Rahab s’était assise au bord de la piscine et battait l’eau de ses pieds.

— Venez vous asseoir près de moi, reprit Katie. Prenez le « big bang » de l’univers, à la limite. Qu’y a-t-il au-delà de cette limite où la fuite vers le rouge a une magnitude qui signifie que la vitesse d’expansion de l’univers équivaut à celle de la lumière ?

Je répondis d’un ton plutôt sec :

— Votre question hypothétique, Katie, manque de sens. Je me suis plus ou moins penché sur des notions aussi aberrantes que celle de « big bang » et d’« univers en expansion » car un prédicateur de l’Evangile doit être au fait de telles théories s’il veut être capable de les réfuter. Les deux que vous venez de mentionner impliquent une durée de temps impossible, impossible parce que le monde a été créé il y a six mille ans environ. Je dis « environ » car la date de la création est difficile à déterminer avec exactitude et aussi parce que j’ai quelques doutes à ce propos. Mais disons six mille ans… et non pas des milliards d’années comme osent le prétendre les partisans du « big bang ».

— Alec… votre univers est âgé d’environ vingt-trois milliards d’années.

Je fus sur le point de répliquer mais je me tus. Je ne pouvais contredire aussi grossièrement mon hôtesse.

Elle ajouta :

— Et votre univers a été créé en 4004 avant Jésus-Christ.

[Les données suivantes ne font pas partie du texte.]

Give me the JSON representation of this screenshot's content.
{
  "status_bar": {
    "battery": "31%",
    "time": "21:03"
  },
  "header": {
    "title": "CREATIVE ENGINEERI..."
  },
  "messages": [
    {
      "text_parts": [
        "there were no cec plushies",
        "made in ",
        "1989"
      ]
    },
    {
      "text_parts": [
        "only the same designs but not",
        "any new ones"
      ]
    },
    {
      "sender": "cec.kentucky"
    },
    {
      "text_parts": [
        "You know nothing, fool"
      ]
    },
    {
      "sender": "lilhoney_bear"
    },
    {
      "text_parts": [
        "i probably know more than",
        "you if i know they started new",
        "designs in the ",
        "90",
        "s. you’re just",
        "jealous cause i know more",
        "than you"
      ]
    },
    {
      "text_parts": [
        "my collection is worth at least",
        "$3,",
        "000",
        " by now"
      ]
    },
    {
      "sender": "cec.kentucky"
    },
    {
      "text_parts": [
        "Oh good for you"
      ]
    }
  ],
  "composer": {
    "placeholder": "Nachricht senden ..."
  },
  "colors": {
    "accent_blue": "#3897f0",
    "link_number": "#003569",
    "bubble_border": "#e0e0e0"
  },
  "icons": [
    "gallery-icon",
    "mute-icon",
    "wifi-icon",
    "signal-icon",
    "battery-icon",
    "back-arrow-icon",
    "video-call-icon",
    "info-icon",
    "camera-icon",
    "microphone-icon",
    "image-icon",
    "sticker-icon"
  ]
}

Je restai immobile à contempler l’eau assez longtemps pour que Sybil refasse surface en nous éclaboussant.

— Eh bien, Alec ?

— Je n’ai plus rien à dire.

— Rappelez-vous bien ce que j’ai dit. Je n’ai pas dit que le monde avait été créé il y a vingt-trois milliards d’années, mais seulement que c’était son âge. Il a été créé vieux. Avec des fossiles dans le sol et des cratères sur la lune, toutes traces évidentes d’un âge avancé. Il a été créé ainsi par Yahvé, parce que cela L’amusait, simplement. Il s’est trouvé un savant pour dire : « Dieu ne joue pas aux dés avec l’univers ». Ce n’est malheureusement pas vrai. Yahvé joue bel et bien avec des dés pipés… pour tromper Ses créatures.

— Pourquoi ferait-Il ça ?

— Lucifer prétend que c’est uniquement parce qu’il est un artiste sans talent, du genre qui change constamment d’idée et qui gratte sa toile. Et un plaisantin incorrigible. Mais je n’ai pas à émettre d’opinion : ce n’est pas de mon niveau. Et Lucifer a des préjugés à l’encontre de Son Frère : je pense que c’est évident. Mais vous n’avez pas remarqué ce qu’il y a de plus surprenant.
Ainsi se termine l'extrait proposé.